Bono has never been one-sided in his contempt for terror... whatever flag it flies
U2 have always been even-handed when it comes to criticising atrocities, insists Ivan Little
The sometimes pompous and overbearing Bono can be accused of many things but the U2 singer has been anything but one-sided in his condemnation of the perpetrators of violence here - no matter which side they're on.
Yet Belfast's former Lord Mayor Jim Rodgers has still sounded a dire warning of what might happen at the SSE Arena next month if U2 sing their new song Raised by Wolves complete with emotive pictorial backdrops about the UVF's Dublin/Monaghan bombings which claimed 33 lives in 1974.
The veteran Ulster Unionist politician who says he's a fan of the band has called on them to review their decision to play the song whose inclusion at the Belfast gig he says would be insensitive to the feelings of victims of Republican violence.
But could U2's cry for justice for the victims of Ireland's bloodiest carnage - most of it in U2's hometown - really spark a riot in Belfast as Jim Rodgers suggest? I doubt it.
Cllr Rodgers says the Belfast set list should be more balanced but where is he advocating that Bono draws the line? It's not as if the man hasn't spoken out and sung out about IRA atrocities in the past.
Who knows? Maybe the contentious song, its visuals and its audio might be dropped for Belfast but U2 aren't known for running away from controversy.
When they played a gig at the King's Hall in Belfast in June 1987 there were predictions that all hell would break loose if they included their song Sunday Bloody Sunday about Derry's darkest day in their repertoire. Three years earlier in Maysfield Leisure Centre Bono had said he would never sing the song again if the audience didn't like it but the response was positive though the singer continued to introduce it with the words "This is not a rebel song"
However in 1987 the smart money was still on U2 not playing the song amid the tensions that prevailed in Belfast at the time.
I interviewed Bono at Belfast International Airport just hours before the concert and he wasn't giving anything away about the set list. The only surprise in store he said would be whether or not the band could stay in tune.
As it turned out Sunday Bloody Sunday was the seventh song they sang. And there wasn't a murmur of discontent from the 6,000 fans.

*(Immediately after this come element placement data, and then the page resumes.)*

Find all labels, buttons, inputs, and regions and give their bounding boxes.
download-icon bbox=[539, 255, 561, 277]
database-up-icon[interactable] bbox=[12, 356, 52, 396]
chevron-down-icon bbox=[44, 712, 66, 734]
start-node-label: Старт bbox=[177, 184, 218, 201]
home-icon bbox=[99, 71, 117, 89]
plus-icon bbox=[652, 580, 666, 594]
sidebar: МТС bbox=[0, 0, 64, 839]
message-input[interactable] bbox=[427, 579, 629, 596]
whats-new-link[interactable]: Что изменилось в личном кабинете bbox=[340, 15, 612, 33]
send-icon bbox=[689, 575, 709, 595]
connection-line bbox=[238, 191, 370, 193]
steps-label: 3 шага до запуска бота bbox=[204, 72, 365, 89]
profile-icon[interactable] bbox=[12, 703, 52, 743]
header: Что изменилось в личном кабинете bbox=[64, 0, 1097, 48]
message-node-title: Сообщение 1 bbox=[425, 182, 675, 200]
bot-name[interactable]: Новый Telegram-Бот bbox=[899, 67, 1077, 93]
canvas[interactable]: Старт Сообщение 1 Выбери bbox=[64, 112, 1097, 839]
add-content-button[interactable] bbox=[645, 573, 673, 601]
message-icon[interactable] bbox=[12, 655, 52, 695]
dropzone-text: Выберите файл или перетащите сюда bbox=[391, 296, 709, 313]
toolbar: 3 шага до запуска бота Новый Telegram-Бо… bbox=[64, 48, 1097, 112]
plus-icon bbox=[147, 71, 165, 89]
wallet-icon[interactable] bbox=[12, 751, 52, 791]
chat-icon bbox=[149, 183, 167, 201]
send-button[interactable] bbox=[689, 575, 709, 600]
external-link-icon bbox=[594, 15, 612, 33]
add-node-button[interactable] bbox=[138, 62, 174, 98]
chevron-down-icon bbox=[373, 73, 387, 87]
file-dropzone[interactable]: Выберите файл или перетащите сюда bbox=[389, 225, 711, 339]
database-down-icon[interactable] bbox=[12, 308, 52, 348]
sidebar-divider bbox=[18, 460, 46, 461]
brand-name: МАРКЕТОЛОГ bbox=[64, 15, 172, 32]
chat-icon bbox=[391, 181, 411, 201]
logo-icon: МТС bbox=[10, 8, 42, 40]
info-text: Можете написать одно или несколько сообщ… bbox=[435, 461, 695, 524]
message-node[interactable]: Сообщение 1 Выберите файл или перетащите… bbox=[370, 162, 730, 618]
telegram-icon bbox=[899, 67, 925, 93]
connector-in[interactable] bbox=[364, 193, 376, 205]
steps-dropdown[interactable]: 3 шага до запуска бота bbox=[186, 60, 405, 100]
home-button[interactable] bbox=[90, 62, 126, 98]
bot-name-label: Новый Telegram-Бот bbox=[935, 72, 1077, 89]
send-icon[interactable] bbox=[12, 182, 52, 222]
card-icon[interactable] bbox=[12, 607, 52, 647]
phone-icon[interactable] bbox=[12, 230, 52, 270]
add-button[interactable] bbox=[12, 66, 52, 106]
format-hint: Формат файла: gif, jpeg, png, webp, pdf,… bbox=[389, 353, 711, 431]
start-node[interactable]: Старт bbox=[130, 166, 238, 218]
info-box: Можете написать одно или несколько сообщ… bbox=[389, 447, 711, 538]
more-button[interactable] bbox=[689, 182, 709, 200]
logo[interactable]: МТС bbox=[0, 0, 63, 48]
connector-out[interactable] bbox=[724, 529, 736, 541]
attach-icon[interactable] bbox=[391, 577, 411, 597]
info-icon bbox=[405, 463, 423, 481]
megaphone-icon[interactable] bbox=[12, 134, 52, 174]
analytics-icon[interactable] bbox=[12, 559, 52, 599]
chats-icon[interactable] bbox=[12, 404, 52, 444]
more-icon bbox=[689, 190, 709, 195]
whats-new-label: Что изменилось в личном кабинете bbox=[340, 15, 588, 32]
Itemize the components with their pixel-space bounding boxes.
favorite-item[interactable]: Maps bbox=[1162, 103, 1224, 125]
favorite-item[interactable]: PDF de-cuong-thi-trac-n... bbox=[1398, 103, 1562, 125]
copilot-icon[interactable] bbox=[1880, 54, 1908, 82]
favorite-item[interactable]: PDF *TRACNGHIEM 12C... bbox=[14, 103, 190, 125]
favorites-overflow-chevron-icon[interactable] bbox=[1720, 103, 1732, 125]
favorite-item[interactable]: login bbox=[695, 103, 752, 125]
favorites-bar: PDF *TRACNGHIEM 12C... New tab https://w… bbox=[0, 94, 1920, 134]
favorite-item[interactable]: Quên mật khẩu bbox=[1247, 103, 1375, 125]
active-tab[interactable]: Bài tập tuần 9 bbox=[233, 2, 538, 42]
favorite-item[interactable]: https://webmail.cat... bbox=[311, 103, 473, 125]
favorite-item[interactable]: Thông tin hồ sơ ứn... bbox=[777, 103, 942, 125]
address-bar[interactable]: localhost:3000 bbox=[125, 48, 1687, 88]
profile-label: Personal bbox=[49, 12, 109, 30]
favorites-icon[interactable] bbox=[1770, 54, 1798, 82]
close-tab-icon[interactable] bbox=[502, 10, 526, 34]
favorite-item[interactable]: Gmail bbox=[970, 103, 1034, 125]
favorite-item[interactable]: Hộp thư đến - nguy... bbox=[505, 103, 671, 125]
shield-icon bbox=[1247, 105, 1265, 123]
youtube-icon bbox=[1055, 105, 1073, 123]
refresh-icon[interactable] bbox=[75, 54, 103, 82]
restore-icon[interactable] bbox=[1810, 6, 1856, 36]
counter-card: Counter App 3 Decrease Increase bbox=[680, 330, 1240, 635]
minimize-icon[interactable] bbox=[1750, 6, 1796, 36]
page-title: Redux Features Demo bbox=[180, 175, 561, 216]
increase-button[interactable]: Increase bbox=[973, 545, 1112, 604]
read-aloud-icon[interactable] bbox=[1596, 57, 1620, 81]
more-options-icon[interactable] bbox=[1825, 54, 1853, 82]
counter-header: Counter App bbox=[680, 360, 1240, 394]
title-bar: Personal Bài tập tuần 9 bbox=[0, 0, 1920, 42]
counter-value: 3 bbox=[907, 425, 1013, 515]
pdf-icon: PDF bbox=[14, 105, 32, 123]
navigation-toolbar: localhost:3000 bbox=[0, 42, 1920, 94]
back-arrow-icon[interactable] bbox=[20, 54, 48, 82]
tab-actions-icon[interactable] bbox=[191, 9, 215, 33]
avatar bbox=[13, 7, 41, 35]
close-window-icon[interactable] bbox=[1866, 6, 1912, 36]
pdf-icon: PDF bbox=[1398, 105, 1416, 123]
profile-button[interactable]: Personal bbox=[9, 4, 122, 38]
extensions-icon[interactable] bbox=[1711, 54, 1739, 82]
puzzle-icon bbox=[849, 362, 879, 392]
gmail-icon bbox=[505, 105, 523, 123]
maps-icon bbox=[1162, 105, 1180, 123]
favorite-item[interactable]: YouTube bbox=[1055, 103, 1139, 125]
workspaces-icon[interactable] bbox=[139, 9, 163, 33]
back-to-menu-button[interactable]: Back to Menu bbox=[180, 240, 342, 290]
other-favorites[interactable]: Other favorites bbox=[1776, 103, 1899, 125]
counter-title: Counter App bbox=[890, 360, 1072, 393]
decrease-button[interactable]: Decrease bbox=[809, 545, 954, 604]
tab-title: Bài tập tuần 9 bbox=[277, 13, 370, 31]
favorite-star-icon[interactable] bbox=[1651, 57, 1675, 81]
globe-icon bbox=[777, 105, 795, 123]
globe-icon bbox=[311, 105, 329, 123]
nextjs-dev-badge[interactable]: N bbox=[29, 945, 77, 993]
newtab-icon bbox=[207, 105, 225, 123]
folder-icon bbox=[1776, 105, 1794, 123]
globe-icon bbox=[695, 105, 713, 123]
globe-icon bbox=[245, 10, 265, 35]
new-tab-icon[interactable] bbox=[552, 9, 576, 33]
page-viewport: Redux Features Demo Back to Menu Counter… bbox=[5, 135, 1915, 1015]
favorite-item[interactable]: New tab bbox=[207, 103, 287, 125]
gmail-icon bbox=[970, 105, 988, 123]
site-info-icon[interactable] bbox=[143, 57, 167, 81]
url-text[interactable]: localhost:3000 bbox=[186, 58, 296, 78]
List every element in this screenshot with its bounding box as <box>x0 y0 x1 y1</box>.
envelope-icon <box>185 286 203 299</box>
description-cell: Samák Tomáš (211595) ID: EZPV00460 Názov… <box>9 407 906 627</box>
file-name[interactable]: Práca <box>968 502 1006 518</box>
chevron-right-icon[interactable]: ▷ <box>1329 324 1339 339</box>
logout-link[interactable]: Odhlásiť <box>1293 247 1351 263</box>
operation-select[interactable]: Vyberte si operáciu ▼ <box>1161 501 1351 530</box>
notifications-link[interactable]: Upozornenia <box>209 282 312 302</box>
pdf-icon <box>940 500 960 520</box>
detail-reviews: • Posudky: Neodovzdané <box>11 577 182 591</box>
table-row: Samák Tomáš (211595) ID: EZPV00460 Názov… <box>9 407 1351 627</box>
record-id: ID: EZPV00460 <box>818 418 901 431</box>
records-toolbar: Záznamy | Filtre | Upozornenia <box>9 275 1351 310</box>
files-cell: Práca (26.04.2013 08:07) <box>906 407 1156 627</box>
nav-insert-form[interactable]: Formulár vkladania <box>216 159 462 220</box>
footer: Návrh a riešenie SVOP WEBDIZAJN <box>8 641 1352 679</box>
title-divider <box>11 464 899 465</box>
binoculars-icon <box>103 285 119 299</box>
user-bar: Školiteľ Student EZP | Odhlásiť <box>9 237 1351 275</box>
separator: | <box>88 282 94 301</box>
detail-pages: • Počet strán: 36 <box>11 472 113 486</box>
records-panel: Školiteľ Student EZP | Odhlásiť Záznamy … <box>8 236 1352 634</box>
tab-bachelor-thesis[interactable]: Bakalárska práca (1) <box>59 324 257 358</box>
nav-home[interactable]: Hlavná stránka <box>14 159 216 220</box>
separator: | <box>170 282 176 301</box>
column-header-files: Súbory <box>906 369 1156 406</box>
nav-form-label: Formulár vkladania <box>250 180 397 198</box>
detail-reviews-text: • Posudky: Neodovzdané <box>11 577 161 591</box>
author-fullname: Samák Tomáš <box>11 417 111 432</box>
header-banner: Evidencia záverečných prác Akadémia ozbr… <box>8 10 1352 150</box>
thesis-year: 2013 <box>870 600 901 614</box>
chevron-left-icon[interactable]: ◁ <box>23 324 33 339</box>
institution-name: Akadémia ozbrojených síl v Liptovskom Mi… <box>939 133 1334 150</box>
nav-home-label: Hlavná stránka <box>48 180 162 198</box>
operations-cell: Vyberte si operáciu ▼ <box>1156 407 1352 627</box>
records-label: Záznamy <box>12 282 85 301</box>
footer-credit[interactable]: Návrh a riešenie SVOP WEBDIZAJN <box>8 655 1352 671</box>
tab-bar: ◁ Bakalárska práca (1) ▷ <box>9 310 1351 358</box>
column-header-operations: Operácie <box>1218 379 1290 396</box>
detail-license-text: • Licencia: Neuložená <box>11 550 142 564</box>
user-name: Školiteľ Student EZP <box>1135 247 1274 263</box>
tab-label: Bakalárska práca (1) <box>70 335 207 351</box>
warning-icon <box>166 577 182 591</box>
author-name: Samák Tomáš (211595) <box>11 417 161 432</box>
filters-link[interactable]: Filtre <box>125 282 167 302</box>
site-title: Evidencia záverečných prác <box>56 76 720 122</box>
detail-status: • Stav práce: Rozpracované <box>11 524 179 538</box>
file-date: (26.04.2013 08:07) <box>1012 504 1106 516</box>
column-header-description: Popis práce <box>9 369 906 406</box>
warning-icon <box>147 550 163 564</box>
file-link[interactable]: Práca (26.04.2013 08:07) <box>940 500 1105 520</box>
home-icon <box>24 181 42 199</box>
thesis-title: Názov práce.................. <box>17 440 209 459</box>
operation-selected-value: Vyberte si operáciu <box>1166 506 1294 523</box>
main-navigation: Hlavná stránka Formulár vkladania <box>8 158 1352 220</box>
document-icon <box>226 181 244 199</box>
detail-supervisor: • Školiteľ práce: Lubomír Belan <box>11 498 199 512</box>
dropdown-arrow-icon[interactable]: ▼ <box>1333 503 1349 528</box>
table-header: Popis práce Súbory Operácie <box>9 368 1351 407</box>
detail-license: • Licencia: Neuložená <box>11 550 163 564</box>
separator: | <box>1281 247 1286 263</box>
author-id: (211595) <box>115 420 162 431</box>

Ironically just five months after the Belfast gig the IRA earned Bono's venomous wrath after they killed 11 people in the Poppy Day bombing in Enniskillen.
U2 were performing in Denver, Colorado later that same day and during Sunday Bloody Sunday, Bono condemned the atrocity, shouting 'f*** the revolution' in a speech in the middle of the song. He also denounced armchair Republicans among Irish Americans and said most people in Ireland didn't support the IRA.
"Where's the glory of bombing in bombing a Remembrance Day parade of old age pensioners, their medals taken out and polished up for the day. Where's the glory in that? To leave them dying or crippled for life or dead under the rubble of the revolution that the majority of people in my country don't want." he added "No more"
Bono could scarcely have made his feelings clearer and he backed his words with actions when U2 played a gig for a specially invited audience of young voters at the Waterfront Hall on the eve of the referendum on the Good Friday agreement in May 1998
It was only a matter of months of course before the Omagh bomb killed 29 people and Bono said on a TV tribute to the victims: "The only grain of hope that you can possibly glean from this terror is that this has to be the end of it."
Bono later wrote a song called Peace on Earth which featured the names of some of the Omagh victims including that of Ann McCombe whose husband Stanley said he was honoured that she'd been mentioned and added that millions of people around the world would understand the message.